Location: Location not imported yet.Title: Role of cyanogenic glycosides in the seeds of wild Lima bean, Phaseolus lunatus: Defense, nutrition or both?
|CUNY, MAXIMILIEN - Neuchatel University - Switzerland|
|LA FORGIA, DIANA - Gembloux Agricultural University|
|DESURMONT, GAYLORD - European Biological Control Laboratory (EBCL)|
|GLAUSER, GAETAN - Neuchatel University - Switzerland|
|BENREY, BETTY - Neuchatel University - Switzerland|
Submitted to: Planta
Publication Type: Peer Reviewed Journal
Publication Acceptance Date: 6/19/2019
Publication Date: 6/25/2019
Citation: Cuny, M.A., La Forgia, D., Desurmont, G., Glauser, G., Benrey, B. 2019. Role of cyanogenic glycosides in the seeds of wild Lima bean, Phaseolus lunatus: Defense, nutrition or both?. Planta. 250, 1281-1292. https://doi.org/10.1007/s00425-019-03221-3.
Interpretive Summary: Plants produce a wide range of toxic compounds to defend themselves against herbivores. Some of these compounds can also be used to store nitrogen, which can help plant's growth. Here we investigated the functions of cyanogenic glycosides (CNGs), a class of chemical compounds known for their anti-herbivores proprieties, in the lima bean. We used different populations of lima bean that have low and high levels of CNGs in their seeds and a caterpillar with a broad host range as a model herbivore. Results showed that these compounds protect lima bean plants against caterpillars when seedlings are very young (cotyledon stage) but do not seem to play to promote plant growth.
Technical Abstract: Wild lima bean plants contain cyanogenic glycosides (CNGs) that are known to defend the plant against leaf herbivores.

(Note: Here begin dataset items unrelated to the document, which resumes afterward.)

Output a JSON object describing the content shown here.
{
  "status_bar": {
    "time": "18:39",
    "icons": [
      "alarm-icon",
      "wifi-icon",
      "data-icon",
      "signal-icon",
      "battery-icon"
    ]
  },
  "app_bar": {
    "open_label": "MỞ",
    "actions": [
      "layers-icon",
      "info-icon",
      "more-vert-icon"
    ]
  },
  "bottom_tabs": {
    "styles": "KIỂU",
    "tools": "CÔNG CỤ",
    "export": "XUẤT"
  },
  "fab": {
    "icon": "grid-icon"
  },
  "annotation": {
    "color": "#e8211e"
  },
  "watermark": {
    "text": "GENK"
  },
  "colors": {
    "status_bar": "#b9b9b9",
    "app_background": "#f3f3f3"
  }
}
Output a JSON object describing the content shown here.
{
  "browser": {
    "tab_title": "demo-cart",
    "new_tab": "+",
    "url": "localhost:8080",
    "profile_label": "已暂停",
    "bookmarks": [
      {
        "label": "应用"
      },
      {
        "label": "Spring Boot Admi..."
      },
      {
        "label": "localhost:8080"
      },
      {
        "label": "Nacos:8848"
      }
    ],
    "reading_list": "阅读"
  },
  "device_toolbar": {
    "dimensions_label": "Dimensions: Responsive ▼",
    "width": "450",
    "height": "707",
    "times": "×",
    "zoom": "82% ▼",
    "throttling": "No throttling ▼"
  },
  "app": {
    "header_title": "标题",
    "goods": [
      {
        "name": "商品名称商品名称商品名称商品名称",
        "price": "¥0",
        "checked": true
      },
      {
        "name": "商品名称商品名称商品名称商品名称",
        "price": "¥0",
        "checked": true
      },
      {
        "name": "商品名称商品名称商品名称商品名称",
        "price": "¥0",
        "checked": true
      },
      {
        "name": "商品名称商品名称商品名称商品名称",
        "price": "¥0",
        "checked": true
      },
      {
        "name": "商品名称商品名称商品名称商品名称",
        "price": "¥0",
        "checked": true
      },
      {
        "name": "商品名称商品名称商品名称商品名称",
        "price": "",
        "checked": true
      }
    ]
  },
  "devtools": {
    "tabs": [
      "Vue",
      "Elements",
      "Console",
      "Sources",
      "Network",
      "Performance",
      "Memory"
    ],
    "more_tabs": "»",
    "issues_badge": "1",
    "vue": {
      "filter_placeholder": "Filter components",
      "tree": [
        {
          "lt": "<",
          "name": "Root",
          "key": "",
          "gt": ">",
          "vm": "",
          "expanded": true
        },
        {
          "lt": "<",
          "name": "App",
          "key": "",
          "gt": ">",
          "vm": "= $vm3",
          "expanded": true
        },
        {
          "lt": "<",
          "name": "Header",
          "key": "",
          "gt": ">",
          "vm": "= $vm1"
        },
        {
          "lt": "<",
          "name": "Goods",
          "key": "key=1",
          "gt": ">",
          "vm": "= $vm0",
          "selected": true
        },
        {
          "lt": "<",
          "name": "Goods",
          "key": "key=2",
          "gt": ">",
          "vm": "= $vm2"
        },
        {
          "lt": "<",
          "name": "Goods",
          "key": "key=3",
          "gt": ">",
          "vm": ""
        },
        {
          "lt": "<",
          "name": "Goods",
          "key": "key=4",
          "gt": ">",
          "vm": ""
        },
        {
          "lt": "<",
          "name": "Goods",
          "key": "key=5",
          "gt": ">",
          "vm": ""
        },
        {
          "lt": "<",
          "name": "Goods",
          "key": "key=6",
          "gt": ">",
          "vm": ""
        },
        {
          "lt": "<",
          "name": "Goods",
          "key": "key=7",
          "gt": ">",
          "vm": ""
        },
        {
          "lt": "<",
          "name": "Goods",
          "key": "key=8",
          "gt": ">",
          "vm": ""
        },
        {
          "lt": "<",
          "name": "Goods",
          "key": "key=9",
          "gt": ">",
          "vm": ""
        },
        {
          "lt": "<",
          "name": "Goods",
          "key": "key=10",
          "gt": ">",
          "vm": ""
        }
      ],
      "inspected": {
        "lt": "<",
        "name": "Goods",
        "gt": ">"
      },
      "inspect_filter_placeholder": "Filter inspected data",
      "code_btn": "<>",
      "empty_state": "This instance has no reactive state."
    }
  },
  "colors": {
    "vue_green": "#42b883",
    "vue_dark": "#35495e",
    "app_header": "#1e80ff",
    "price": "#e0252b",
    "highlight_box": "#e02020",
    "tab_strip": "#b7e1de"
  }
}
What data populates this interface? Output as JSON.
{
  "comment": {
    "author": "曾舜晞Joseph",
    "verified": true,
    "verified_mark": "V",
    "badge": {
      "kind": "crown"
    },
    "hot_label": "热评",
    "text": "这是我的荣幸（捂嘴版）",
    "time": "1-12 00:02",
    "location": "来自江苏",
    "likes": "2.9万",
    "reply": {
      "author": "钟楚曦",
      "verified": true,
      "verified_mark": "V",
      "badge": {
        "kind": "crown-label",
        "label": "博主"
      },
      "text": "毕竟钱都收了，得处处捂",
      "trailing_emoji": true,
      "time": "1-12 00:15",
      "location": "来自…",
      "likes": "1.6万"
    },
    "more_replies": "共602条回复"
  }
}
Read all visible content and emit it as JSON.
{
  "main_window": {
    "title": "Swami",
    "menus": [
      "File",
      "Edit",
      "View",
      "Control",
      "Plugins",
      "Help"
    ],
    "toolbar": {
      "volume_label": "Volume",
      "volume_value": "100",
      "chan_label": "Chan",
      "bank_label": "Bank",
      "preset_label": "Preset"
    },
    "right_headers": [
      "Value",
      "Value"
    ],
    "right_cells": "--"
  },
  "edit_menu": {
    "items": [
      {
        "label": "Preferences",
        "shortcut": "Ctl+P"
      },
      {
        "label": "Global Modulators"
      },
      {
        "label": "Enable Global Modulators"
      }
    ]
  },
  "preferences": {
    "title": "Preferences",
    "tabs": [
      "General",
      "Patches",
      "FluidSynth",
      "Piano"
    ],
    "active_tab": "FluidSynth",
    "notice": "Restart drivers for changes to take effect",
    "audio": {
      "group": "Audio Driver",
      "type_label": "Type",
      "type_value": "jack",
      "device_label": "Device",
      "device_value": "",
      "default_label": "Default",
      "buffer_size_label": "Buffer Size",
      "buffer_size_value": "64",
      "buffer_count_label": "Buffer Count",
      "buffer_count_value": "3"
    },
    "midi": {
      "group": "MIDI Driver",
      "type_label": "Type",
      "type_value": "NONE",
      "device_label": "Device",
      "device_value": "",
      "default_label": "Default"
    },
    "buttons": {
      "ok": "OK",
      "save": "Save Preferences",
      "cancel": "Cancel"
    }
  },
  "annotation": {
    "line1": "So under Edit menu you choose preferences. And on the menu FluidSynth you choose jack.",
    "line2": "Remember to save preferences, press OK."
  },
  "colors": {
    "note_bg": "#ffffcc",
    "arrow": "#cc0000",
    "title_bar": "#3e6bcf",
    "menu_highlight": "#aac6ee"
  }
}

However, seed feeders appear to be unaffected despite the high levels of CNGs in the seeds. We investigated a possible role of CNGs in seeds as nitrogen storage compounds that influence plant growth, as well as seedling resistance to herbivores. Using seeds from four different wild lima bean natural populations that are known to vary in CNG content we tested two non-mutually exclusive hypotheses: 1) seeds with higher CNG levels germinate better and produce plants that exhibit better growth, and 2) seeds with higher CNG levels produce seedlings that are more resistant against generalist herbivores. Seed CNG content did not correlate with germination rates, nor with seedling growth. However, CNG concentrations increased significantly soon after germination and seeds with the highest CNG concentrations produced seedlings with a higher CNG content in cotyledons and secondary leaves. Moreover, the growth rate of the generalist herbivore Spodoptera littoralis was lower on cotyledons with high CNG content. We conclude that CNGs in Lima bean seeds do not play a role in plant growth, but they may contribute seedling defense. To our best knowledge, this is the first study that examines the potential dual role of cyanogenic glycosides in defense and early plant development in wild lima bean.